Et quand le Fantastique s’en mêle : le sabbat attend le point du jour pour que Satan et les villageois lâchent enfin leur proie et que Violette, enfin, s’ensauve : feux sous les arbres dans l’obscurité, pentagramme, chat noir et bouc sacrifié, druide, suppôts de Satan de pacotille … La suite appartient au récit.

(A SUIVRE) fut, de 1978 à 1997, un magazine BD mensuel, adulte d’intention, qui se spécialisa dans le 9ème Art dit d’«auteur» en ouvrant (entre autres) ses pages au roman graphique. Le cadre jusqu’alors restreint des 48 pages standards limitait les libertés de narration et de dessin. Le format retenu ouvre alors l’espace et attire créateurs et lecteurs. Jean-Claude Servais fut un de ces artistes maison (Gallimard) au service du projet (Tardi, Comes, Manara, Pratt… etc) ; tous y prépublièrent de bien beaux récits aux succès garantis et à la postérité offerts. « Tendre Violette » voit le jour dans la revue sous forme de feuilleton (10 chapitres) de 1979 à 1981 ; la parution en album suit en 1982, les rééditions ultérieures verront le volume initial scindé en deux parties qui seront colorisées.

C’est une belle réussite (des suites verront le jour) qui met en avant un scénario bien mené, touchant et tendre, un certain romantisme amer sur le fil de relations amoureuses décevantes, des situations qui flirtent avec le roman de terroir, le policier et le Fantastique, des personnages secondaires bien plantés, une héroïne attachante et vraie avec laquelle le lecteur entre en empathie …

Sur le fil de chapitres en one-shots, la récurrence de personnages tour à tour principaux puis satellitaires, l’ensemble prend la tournure d’un fix-up autour du destin de Violette. L’assemblage des évènements est crédible même si, parfois, de petites incohérences et non-dits non résolus émergent.

Servais et Devamme nous convient à un catalogue de vieilles cartes postales, celles d’un temps jadis maintenant effacé, paysages verdoyants, bourgs sous la neige, l’orage ou la pluie, petits métiers, notables endimanchés… Autant de dessins fidèles à ce que fut la réalité d’antan, de clichés quasi photographiques surgis du passé. N&B à prépublication et première édition, colorisation à réédition alors que l’on aurait pu s’attendre à des virages sépia à la manière photo de l’époque. C’est beau et le regard enthousiaste se perd, fouille les détails, cherche les ficelles du dessin, croit comprendre alors qu’il ne va que de surprises en surprises graphiques.
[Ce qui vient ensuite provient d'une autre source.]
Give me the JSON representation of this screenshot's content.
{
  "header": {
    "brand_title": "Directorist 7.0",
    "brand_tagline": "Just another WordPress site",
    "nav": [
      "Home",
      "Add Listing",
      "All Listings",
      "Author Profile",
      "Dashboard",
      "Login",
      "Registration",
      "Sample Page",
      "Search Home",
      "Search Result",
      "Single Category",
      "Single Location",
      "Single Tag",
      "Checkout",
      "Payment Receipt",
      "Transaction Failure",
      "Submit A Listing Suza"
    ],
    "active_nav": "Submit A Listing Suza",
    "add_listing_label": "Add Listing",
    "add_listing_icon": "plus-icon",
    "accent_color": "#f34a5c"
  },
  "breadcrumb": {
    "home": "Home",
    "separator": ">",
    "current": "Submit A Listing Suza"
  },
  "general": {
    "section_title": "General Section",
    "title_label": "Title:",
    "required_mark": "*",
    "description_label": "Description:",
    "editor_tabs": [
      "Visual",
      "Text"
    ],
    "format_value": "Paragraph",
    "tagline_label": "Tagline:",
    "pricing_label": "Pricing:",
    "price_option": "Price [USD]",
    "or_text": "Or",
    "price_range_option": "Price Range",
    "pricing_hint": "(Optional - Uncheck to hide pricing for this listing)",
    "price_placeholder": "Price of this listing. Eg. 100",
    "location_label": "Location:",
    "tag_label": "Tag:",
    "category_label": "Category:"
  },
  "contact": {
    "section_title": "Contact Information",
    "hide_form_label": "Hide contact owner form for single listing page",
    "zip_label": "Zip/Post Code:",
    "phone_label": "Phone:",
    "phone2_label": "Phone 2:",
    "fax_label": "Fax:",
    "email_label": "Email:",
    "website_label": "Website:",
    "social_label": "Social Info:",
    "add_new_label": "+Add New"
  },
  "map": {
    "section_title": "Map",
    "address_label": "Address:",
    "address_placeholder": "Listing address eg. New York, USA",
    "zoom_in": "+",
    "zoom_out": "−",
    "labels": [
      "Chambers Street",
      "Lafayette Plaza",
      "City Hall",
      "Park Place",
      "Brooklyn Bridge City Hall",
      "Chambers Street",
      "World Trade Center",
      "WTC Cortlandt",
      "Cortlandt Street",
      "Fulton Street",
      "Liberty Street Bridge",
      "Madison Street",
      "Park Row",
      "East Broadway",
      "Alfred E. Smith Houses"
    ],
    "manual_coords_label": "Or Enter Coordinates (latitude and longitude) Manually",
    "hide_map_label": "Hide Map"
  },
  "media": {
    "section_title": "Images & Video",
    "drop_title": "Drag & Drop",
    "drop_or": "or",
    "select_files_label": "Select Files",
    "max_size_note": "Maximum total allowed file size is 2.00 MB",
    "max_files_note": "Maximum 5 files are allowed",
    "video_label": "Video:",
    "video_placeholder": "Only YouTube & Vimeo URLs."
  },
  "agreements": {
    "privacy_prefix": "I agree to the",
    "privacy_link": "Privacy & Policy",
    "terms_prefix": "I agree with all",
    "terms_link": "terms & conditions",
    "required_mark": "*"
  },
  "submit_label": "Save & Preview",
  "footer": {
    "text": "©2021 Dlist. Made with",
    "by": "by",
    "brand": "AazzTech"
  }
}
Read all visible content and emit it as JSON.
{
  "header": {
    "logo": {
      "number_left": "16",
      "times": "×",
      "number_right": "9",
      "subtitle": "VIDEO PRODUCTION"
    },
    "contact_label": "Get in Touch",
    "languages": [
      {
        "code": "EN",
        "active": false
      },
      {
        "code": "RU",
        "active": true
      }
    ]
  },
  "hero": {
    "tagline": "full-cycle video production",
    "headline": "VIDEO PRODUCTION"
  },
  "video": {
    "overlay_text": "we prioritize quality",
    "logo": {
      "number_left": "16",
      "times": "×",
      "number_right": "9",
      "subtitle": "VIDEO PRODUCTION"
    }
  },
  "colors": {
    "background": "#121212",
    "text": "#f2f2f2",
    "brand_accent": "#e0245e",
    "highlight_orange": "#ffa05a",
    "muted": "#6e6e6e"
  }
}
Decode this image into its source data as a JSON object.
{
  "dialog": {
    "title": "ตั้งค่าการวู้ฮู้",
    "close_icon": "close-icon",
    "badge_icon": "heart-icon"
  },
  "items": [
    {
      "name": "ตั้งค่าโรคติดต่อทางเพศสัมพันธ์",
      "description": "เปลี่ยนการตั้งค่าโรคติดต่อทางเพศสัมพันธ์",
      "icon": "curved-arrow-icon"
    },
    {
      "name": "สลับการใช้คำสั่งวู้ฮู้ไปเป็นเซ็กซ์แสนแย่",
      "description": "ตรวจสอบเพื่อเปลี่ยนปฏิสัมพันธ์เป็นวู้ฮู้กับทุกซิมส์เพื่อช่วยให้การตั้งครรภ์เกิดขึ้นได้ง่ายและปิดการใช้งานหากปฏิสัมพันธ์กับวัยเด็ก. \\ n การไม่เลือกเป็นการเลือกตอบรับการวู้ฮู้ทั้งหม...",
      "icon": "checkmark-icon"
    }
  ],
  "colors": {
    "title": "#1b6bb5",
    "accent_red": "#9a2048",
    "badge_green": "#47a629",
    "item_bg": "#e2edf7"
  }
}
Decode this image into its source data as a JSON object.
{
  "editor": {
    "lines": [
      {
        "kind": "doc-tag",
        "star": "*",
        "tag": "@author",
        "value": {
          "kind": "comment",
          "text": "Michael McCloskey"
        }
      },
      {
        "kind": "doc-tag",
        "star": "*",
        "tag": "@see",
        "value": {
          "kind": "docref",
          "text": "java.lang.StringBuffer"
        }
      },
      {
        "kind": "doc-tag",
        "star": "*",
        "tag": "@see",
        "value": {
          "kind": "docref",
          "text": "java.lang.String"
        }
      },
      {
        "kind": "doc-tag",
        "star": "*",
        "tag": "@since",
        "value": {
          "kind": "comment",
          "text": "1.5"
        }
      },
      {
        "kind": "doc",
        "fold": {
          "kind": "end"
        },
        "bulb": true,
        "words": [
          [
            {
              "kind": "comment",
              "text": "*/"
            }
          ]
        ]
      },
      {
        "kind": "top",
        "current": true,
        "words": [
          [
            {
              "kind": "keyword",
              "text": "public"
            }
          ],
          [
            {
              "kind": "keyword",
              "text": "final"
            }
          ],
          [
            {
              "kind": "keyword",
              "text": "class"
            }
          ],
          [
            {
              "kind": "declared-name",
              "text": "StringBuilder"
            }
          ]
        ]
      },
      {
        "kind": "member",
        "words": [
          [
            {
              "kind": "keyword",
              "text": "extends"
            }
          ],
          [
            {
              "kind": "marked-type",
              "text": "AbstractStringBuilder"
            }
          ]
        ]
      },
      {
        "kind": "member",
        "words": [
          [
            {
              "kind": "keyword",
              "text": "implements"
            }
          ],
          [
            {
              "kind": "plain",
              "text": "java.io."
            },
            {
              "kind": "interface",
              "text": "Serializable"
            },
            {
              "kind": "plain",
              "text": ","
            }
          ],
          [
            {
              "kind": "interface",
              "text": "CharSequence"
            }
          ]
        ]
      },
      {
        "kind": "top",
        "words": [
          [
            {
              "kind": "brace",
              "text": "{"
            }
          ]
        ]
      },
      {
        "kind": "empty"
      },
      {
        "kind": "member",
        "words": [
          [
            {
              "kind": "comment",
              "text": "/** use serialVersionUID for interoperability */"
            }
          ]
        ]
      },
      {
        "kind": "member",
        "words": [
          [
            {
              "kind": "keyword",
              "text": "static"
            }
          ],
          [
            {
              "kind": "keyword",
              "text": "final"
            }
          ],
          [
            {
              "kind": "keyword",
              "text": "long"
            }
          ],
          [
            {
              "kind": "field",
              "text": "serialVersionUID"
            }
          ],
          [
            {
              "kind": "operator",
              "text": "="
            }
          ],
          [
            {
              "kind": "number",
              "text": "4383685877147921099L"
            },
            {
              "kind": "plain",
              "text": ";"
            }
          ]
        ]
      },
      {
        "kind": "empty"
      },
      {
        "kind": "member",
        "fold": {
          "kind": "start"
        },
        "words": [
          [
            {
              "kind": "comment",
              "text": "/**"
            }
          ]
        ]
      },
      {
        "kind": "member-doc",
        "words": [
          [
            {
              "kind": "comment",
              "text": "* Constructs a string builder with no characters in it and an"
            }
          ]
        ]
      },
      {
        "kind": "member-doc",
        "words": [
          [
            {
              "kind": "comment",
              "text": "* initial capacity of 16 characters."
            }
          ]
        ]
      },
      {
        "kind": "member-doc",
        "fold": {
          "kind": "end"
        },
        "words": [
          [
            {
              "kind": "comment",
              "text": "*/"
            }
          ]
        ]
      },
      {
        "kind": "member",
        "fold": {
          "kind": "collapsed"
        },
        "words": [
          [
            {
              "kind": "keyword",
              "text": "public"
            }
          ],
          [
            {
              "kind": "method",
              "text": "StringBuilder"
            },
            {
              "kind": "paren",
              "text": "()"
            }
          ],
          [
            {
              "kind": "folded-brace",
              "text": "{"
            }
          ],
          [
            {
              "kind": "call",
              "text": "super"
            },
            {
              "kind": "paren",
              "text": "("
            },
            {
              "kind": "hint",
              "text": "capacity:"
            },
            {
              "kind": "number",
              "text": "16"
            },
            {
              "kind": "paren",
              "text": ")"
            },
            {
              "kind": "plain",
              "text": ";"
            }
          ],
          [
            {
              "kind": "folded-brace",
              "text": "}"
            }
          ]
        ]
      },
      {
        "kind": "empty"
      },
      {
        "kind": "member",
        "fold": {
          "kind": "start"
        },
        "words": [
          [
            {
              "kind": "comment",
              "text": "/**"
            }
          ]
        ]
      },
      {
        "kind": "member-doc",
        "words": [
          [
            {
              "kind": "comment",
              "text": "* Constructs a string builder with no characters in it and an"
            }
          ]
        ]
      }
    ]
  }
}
           Violette est belle et désirable. Servais la respecte. Rien en elle, ou si peu, de ces filles de papier promptes à montrer plus qu’il n’en faut. L’intrigue est au service de son féminisme, de l’histoire qui lentement ou brusquement avance ; on est loin de l’héroïne comme banal prétexte affriolant. D’autres épisodes attendent. J’aurai plaisir à revenir vers la douce et libre Violette, d’autant que des points d’ombre jusqu’alors à peine effleurés voilent encore son passé. Servais et Dewanne n’ont pas tout dit. (A SUIVRE).